In order to test this hypothesis, we include a post-2015 dummy, as well as an interaction term (to allow for the possibility that the post-2015 slope is different). The data is quarterly over 1988Q1-2022Q3. We also include dummies for three quarters (2015Q1, 2015Q2 and 2020Q2) where the observations are clear outliers. But note that including these outliers does not materially change our results.
Neither the dummy for the post-crash period, nor the interaction term is significant. Indeed, the interaction term bears the “wrong sign” if the capital discipline hypothesis is right. If anything, oil production has been more responsive to changes in the price of crude since the oil price crash of 2015.
We obtain similar results if we estimate separate regressions for different periods (pre-boom, boom-bust, and post-crash). The next figure displays the scatter plots. We can see that US rig count has been, if anything, more responsive to the price of crude since 2016. We do find, however, that the intercept was higher during the investment cycle — that’s the diffusion of fracking; an exogenous shock, independent of the relationship we’re interrogating. Let’s dig a little bit deeper.

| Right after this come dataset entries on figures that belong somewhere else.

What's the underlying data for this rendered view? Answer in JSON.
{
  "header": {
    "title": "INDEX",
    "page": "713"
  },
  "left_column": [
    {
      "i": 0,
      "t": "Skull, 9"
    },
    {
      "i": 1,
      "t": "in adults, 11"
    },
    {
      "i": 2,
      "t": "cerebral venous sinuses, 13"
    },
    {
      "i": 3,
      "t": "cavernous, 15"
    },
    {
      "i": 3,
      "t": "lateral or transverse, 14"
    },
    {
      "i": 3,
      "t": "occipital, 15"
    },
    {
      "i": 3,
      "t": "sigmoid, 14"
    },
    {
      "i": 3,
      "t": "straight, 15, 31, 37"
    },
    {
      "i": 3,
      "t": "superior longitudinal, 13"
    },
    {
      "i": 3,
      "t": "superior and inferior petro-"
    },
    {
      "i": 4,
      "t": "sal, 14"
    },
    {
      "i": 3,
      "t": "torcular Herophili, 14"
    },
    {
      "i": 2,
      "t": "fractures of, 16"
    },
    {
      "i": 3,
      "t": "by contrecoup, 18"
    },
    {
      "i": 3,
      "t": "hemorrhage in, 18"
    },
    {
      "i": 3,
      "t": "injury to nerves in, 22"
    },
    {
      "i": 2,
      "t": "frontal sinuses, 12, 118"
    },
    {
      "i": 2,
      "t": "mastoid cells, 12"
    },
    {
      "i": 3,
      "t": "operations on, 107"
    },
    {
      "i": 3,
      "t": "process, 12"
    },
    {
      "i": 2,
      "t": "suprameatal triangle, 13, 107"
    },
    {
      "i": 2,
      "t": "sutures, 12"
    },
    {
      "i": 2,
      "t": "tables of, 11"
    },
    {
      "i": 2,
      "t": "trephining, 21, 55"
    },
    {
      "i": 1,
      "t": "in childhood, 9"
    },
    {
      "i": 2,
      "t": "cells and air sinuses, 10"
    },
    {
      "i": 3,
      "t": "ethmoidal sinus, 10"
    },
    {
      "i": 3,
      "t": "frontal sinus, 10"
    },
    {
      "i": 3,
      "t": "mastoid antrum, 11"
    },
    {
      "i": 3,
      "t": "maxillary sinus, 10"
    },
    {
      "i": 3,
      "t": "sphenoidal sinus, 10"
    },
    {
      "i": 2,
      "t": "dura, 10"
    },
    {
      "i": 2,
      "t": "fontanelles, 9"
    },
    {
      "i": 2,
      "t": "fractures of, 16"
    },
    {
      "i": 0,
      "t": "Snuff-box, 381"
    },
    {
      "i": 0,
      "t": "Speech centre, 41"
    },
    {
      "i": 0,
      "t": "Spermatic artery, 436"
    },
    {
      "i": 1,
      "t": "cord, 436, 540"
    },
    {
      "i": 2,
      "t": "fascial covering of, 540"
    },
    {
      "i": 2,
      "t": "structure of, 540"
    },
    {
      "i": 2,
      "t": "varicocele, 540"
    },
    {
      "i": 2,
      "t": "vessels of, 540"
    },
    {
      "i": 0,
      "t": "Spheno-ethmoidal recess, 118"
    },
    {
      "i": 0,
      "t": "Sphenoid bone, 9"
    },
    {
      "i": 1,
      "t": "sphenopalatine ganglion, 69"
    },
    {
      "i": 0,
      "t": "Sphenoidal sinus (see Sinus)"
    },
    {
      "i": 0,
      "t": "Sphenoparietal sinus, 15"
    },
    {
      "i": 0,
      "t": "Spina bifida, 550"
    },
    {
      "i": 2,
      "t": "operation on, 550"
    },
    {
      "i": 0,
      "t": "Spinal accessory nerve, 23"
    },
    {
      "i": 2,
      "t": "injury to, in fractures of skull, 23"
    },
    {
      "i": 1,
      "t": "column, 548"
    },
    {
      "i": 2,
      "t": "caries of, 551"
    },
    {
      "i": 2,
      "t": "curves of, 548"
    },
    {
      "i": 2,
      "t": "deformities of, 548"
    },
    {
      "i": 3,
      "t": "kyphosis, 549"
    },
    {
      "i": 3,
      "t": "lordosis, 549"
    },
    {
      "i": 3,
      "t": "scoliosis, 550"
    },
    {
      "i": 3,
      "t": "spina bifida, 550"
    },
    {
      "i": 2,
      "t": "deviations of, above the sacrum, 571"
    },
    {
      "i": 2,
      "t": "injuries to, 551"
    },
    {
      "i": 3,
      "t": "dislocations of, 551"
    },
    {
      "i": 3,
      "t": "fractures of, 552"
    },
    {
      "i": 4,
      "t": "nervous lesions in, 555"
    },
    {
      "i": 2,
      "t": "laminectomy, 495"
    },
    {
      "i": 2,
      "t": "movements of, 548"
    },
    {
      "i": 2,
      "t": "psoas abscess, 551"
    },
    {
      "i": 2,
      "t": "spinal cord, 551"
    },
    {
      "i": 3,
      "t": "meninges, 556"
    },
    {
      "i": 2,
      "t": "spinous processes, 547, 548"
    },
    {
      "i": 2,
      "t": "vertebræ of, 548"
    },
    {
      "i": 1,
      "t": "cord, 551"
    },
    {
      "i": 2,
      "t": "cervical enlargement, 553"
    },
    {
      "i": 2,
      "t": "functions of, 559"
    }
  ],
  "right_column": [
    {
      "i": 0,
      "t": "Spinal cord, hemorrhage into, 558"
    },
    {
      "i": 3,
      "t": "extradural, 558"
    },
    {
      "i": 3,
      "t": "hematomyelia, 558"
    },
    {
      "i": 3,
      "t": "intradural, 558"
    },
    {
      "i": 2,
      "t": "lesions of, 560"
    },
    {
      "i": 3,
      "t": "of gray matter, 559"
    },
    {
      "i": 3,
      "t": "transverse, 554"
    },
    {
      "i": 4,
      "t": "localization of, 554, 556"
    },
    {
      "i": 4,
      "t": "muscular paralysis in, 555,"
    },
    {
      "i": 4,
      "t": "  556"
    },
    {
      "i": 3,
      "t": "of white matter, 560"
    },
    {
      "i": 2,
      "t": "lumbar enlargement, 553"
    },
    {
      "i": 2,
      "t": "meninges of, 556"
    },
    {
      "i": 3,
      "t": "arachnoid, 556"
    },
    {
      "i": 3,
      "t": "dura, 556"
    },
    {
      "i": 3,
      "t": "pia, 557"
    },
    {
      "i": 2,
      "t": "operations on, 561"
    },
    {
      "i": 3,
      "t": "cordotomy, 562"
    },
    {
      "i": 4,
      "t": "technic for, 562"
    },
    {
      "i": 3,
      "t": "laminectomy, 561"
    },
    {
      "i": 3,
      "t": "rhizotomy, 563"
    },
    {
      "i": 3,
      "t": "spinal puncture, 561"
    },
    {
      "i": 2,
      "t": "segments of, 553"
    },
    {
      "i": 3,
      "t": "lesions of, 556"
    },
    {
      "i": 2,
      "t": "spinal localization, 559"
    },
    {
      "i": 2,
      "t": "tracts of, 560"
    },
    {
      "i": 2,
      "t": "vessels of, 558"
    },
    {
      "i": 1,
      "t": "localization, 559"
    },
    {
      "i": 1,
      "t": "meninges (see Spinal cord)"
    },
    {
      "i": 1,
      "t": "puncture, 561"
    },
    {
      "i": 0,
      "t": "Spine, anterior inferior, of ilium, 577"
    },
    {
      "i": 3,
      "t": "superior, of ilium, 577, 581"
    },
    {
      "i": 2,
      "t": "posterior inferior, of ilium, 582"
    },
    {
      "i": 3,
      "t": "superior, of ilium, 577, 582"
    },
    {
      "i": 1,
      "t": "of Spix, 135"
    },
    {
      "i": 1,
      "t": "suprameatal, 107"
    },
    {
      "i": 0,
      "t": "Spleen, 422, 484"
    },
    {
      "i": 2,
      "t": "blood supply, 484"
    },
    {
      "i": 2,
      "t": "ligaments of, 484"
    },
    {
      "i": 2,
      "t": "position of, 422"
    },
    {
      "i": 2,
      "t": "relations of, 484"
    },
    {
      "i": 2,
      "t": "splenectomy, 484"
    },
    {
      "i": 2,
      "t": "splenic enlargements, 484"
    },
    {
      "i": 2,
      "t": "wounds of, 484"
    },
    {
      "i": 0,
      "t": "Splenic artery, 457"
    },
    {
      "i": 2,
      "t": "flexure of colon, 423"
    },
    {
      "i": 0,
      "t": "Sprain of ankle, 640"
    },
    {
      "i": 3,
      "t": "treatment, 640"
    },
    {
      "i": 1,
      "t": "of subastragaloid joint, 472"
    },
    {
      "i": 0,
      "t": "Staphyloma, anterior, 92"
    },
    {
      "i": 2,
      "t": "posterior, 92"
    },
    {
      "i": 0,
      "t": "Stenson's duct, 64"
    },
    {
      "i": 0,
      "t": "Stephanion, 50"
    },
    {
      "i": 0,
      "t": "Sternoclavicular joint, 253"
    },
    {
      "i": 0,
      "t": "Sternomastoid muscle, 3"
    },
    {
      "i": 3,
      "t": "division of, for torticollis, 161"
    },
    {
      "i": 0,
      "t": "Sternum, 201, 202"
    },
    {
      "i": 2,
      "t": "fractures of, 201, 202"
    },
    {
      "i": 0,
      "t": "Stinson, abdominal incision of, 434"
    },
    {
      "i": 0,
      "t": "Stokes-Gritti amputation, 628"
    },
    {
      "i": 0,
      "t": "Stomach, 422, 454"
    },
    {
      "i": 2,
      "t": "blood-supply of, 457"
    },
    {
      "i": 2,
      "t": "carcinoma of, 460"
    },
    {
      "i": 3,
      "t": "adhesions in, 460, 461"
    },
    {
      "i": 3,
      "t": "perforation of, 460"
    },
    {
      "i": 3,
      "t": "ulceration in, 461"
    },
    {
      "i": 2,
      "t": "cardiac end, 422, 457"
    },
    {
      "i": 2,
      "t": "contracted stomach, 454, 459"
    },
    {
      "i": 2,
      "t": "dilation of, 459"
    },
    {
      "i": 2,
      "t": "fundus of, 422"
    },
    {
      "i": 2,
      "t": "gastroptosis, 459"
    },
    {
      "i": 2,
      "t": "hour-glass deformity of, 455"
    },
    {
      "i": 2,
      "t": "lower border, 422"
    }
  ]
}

Instead of a post-crash dummy, we introduce a dummy for the investment cycle period (2009-2015 inclusive), together with an interaction term. This tests the idea that the boom-bust cycle was exceptional due to the traditional Anglo-Saxon mania surrounding the rollout of the innovations in fracking. Unlike the idea of capital discipline, we find considerable support for this idea. Specifically, we find that there were 41 more rigs than could be expected irrespective of the price of crude, and that rig count was considerably more responsive during the investment cycle, 2009-2015, than before or after. Specifically, we find that the elasticity of rig count to fluctuations in WTI was 280 during the boom-bust cycle, compared to 150 before or after.
Irrespective of the specification of regression model we use, we find that a doubling of the price of crude predicts an increase of 150 rigs in the next quarter. Has recent rig count met this expectation? Given the fluctuations in the price of crude, our model predicts 217 new rigs over the past two years. The actual number was 419. Ie, there are more than 200 rigs too many!
The evidence is dispositive. Notwithstanding the commentary and what insiders may tell each other, there’s no capital discipline. US rig count after the oil price crash has been just as responsive to the price of crude as it has been since the 1980s.
Brilliant, as always, Anusar. It will be interesting to see what’s next if the SPR is used to collar oil prices.